I hauled my maudlin self to the restaurant for our scheduled interlibrary lunch and joined H., J., A., and L. at a table better suited for four. I didn’t want to go on and on about what happened yesterday, so I just said it and got it over with so that my slumping, gloomy posture would make sense. J. proposed a toast, To the best cat around!, and that helped. We proceeded to dish about family, work, and dates until I suddenly realized who that unwashed bearded man in the watch cap shouting into his cellular telephonic device was: Ethan Hawke! There was tittering, and my mood elevated about sixteen stories, climbing, climbing. I also saw one of my classmates, clued her into Ethan, maybe possibly I’ll just confess it by using one of my fingers to point directly at him. Thanks! I had no idea! she whispered as I passed by on my way out. H., A., and L. wrapped up their remainders and we dropped our cash on the table with no squabbling, agreeing that we really should do it again sometime.

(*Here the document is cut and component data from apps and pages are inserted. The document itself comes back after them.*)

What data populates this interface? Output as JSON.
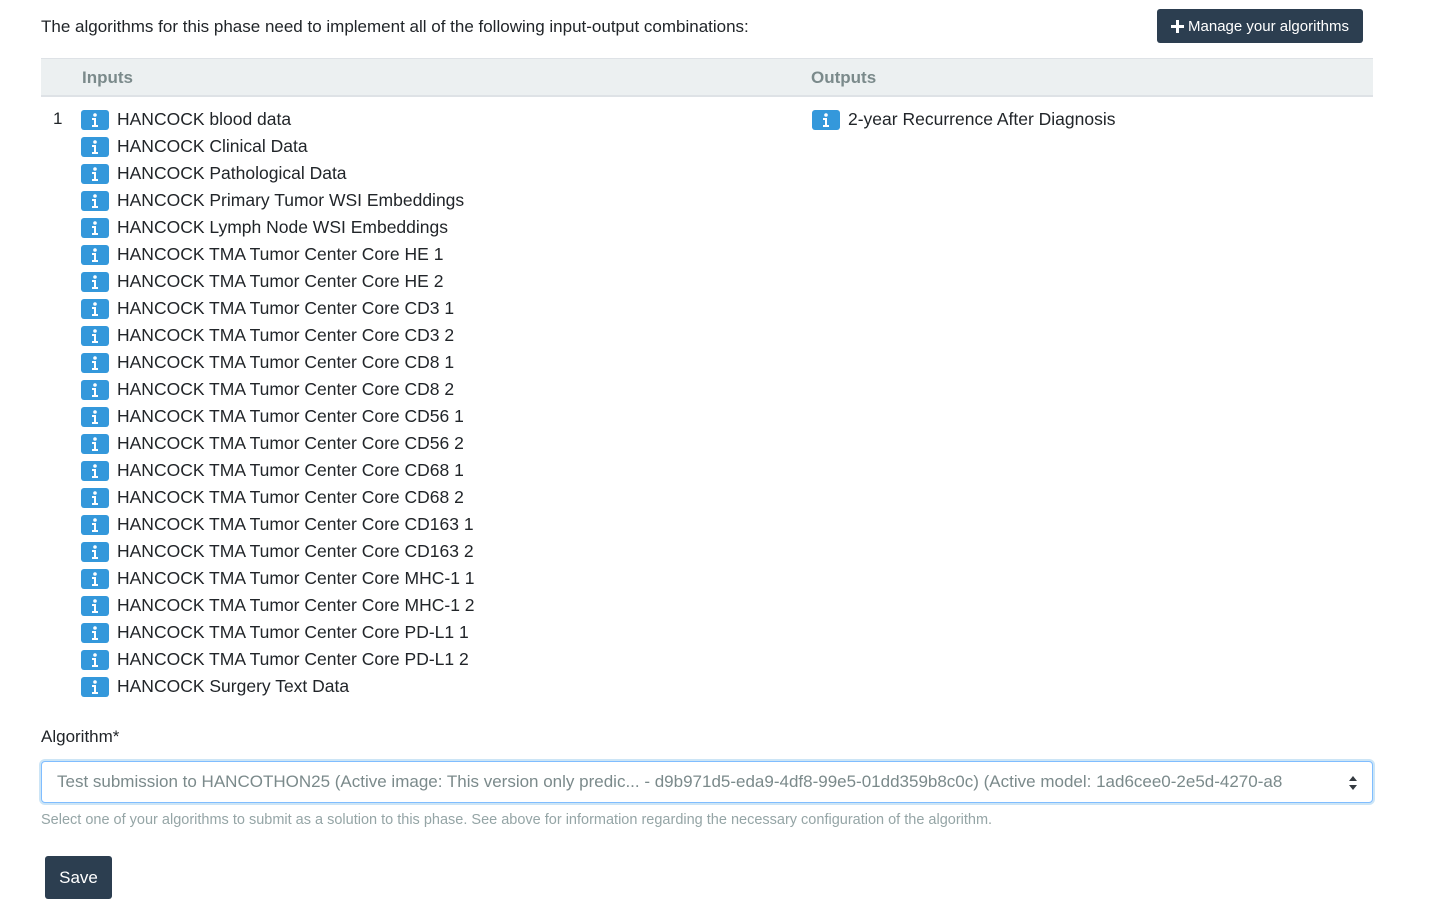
{
  "intro_text": "The algorithms for this phase need to implement all of the following input-output combinations:",
  "manage_button_label": "Manage your algorithms",
  "table": {
    "header_inputs": "Inputs",
    "header_outputs": "Outputs",
    "row_number": "1",
    "inputs": [
      "HANCOCK blood data",
      "HANCOCK Clinical Data",
      "HANCOCK Pathological Data",
      "HANCOCK Primary Tumor WSI Embeddings",
      "HANCOCK Lymph Node WSI Embeddings",
      "HANCOCK TMA Tumor Center Core HE 1",
      "HANCOCK TMA Tumor Center Core HE 2",
      "HANCOCK TMA Tumor Center Core CD3 1",
      "HANCOCK TMA Tumor Center Core CD3 2",
      "HANCOCK TMA Tumor Center Core CD8 1",
      "HANCOCK TMA Tumor Center Core CD8 2",
      "HANCOCK TMA Tumor Center Core CD56 1",
      "HANCOCK TMA Tumor Center Core CD56 2",
      "HANCOCK TMA Tumor Center Core CD68 1",
      "HANCOCK TMA Tumor Center Core CD68 2",
      "HANCOCK TMA Tumor Center Core CD163 1",
      "HANCOCK TMA Tumor Center Core CD163 2",
      "HANCOCK TMA Tumor Center Core MHC-1 1",
      "HANCOCK TMA Tumor Center Core MHC-1 2",
      "HANCOCK TMA Tumor Center Core PD-L1 1",
      "HANCOCK TMA Tumor Center Core PD-L1 2",
      "HANCOCK Surgery Text Data"
    ],
    "outputs": [
      "2-year Recurrence After Diagnosis"
    ]
  },
  "algorithm": {
    "label": "Algorithm*",
    "selected_value": "Test submission to HANCOTHON25 (Active image: This version only predic... - d9b971d5-eda9-4df8-99e5-01dd359b8c0c) (Active model: 1ad6cee0-2e5d-4270-a8",
    "help_text": "Select one of your algorithms to submit as a solution to this phase. See above for information regarding the necessary configuration of the algorithm."
  },
  "save_button_label": "Save",
  "colors": {
    "dark_button": "#2c3e50",
    "info_badge": "#3498db",
    "table_header_bg": "#ecf0f1"
  },
  "icons": {
    "info": "info-icon",
    "plus": "plus-icon",
    "select_arrows": "sort-arrows-icon"
  }
}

The restaurant was packed and nearly everybody was having a drink. Doesn’t anybody work around here? I ordered the number nine mostly because it came with jalepenos and those just make everything better. I ate over two articles, one that proposed a number of sensible techniques that made smart sense to me and another that questioned the political effects of proposing sensible techniques in the first place. And then I felt like my brain was folding into itself–and not in a fun way–so ate the ends of my crusts while tuning out ideas and listening instead to the kid next to me, sounded like a college senior, talking in definitive tones about his Future (combined MBA/law degree from Northwestern, he just needs to review the LSAT prep guide) to an older guy, probably a member of his family. Oh, to be so sure again.

I had just settled in to an open table when I heard the tell-tale bell of an opening door and in walked M.! A visitor from my social world at a workday lunch! I was a little too excited. He sat down across from me and launched into tales of his trivia team and an invitation to join the pool of revolving sixth-men while we looked over the menu and made choices. I ordered the soup and half a sandwich, expecting butternut squash and portobello but ending up with zucchini (the only soup they had left) and chicken club (if it’s going to be different from what I expected, it ought to be uniformly different). We talked work and politics and economies and neighborhoods and dance parties and football and whether Springsteen played halftime of Monday Night Football last night (he didn’t) or if he’s just doing the Super Bowl show (he will). I think I’ve talked about that show four times a week since July, said M., and we took a moment to remember that glorious, glorious night.